Madeleine Kennedy grew up outside New York City and in Vero Beach, Florida. She was raised in a food-obsessed family, including a nutritionist mom and a fisherman father, who taught her the pleasures of cooking and entertaining. Madeleine moved to Washington, DC in 2005 for college and is currently working in the area. She writes about her adventures with food on her blog.

Bloomberg's Plan to Thin the Big Apple

By Madeliene Kennedy
Sep 25 2009, 8:27 AM ET Comment



In light of the current health care debate in Congress, many food activists and nutrition specialists are drawing attention to the fact that medical costs are soaring due to obesity-related diseases. Why are Americans getting fatter? Two reasons are (1) unhealthy food is cheap and getting cheaper, and (2) healthy food is hard to find, especially in poorer neighborhoods.

What's the solution? Give poorer neighborhoods access to cheaper, healthier food.

At least, that's the idea. The Bloomberg administration in New York City, which has been at the forefront of nutrition policy since the ban on trans fats, is seeking to make nutritious food more available in northern Manhattan, central Brooklyn, the South Bronx, and Jamaica, Queens. Yesterday, the City Planning Commission unanimously approved a proposal that will offer zoning and tax incentives to grocery stores in these areas.

But in neighborhoods where unhealthy food shopping habits run deep, do these supermarkets have a chance? Diane Cardwell at the New York Times writes:

There is little consensus outside the administration that the program would significantly change eating habits, especially in a grim economy [...] Indeed, the city's earlier efforts to make fresh foods more readily available in poor neighborhoods have yielded mixed results.
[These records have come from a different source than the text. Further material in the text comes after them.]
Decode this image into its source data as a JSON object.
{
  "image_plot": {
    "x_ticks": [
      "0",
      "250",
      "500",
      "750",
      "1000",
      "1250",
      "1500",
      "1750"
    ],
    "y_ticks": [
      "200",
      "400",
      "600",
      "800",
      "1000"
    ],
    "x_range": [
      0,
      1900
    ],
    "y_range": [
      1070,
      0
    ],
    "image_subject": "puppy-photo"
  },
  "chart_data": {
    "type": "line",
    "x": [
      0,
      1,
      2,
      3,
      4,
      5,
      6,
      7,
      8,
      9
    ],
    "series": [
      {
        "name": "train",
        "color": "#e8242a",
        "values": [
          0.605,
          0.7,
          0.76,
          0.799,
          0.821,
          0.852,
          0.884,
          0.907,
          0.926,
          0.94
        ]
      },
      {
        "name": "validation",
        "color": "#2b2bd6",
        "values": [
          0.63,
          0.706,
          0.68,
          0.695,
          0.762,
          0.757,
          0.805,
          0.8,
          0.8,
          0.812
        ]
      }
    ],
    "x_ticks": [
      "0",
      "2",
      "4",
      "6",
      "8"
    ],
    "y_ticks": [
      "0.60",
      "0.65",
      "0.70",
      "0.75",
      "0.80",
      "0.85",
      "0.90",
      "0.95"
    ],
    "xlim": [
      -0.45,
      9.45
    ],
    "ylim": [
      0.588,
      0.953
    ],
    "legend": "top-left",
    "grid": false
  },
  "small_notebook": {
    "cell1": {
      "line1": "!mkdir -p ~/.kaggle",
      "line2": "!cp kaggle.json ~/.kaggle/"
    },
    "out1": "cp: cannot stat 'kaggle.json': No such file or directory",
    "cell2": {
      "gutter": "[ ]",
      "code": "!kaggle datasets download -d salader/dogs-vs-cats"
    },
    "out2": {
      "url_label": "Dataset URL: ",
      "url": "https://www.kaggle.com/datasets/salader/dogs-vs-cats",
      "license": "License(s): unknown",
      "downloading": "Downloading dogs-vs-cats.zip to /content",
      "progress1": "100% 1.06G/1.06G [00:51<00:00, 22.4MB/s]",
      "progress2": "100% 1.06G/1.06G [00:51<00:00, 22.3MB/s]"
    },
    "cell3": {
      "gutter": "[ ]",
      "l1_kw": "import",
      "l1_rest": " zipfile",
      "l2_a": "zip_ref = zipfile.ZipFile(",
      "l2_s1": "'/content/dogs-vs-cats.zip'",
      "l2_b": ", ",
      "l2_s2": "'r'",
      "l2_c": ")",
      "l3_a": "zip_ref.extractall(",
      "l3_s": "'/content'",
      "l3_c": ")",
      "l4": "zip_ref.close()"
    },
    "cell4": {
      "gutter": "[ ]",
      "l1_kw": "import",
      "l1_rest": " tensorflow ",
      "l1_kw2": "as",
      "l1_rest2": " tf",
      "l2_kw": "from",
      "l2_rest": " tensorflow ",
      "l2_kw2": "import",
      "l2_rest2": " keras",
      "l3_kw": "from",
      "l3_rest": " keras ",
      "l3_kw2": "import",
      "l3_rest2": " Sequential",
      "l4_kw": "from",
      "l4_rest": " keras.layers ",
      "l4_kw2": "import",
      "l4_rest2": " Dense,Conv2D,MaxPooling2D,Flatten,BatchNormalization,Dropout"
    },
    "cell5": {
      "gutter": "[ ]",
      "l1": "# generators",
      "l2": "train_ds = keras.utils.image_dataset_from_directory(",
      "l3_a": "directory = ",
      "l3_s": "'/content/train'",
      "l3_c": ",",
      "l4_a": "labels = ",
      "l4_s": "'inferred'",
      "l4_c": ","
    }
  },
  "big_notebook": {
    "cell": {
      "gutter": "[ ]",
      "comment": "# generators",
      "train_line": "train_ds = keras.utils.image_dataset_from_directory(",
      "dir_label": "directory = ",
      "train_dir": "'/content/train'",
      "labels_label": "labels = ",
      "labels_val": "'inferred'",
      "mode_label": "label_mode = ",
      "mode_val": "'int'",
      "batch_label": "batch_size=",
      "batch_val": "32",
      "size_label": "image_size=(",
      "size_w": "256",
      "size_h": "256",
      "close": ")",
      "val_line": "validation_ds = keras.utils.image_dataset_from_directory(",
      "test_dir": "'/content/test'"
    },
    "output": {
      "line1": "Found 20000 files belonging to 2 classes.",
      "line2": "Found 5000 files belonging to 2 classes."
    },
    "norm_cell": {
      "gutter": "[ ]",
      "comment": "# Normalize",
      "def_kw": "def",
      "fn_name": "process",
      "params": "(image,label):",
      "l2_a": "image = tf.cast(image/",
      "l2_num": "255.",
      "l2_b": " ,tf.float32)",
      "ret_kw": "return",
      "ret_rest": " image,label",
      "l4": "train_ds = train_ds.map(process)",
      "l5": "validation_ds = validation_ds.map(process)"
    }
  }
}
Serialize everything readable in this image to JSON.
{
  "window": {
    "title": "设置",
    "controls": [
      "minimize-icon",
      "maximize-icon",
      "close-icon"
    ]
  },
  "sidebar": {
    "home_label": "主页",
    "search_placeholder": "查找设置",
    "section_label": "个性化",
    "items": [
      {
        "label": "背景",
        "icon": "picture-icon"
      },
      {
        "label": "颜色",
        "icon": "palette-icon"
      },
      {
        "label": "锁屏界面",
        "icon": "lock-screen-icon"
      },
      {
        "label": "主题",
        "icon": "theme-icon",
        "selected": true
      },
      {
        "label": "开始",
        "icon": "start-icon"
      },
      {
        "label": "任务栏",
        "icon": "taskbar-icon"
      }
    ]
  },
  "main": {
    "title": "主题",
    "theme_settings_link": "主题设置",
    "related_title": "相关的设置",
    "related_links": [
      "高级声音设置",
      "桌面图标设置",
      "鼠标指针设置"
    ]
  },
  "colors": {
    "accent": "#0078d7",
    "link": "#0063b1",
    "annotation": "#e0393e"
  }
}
Efforts to encourage the city's bodegas to stock low-fat milk and fresh produce have been less successful than originally hoped, with health department officials now focusing their efforts on 60 stores every six months, rather than roughly 1,000 they started with in 2006.

Cardwell cites evidence that there is a demand for these new supermarkets, such as the use of food stamps at farmers markets, the success of a Pathmark in East Harlem, and the general success of a similar program started in Pennsylvania four years ago.

As a proponent of nutrition, I find it hard to criticize New York's ambition. But I worry that the plan will shoot for the moon and miss the mark entirely. The current plan provides zoning exceptions that allow for the construction of larger buildings in these neighborhoods. Why not first give tax incentives to existing Duane Reade and CVS pharmacies (already a daily destination for millions of city shoppers) to carry fresh produce? Perhaps this, in combination with public nutrition education programs, will create a more concrete demand for large grocery stores in these neighborhoods.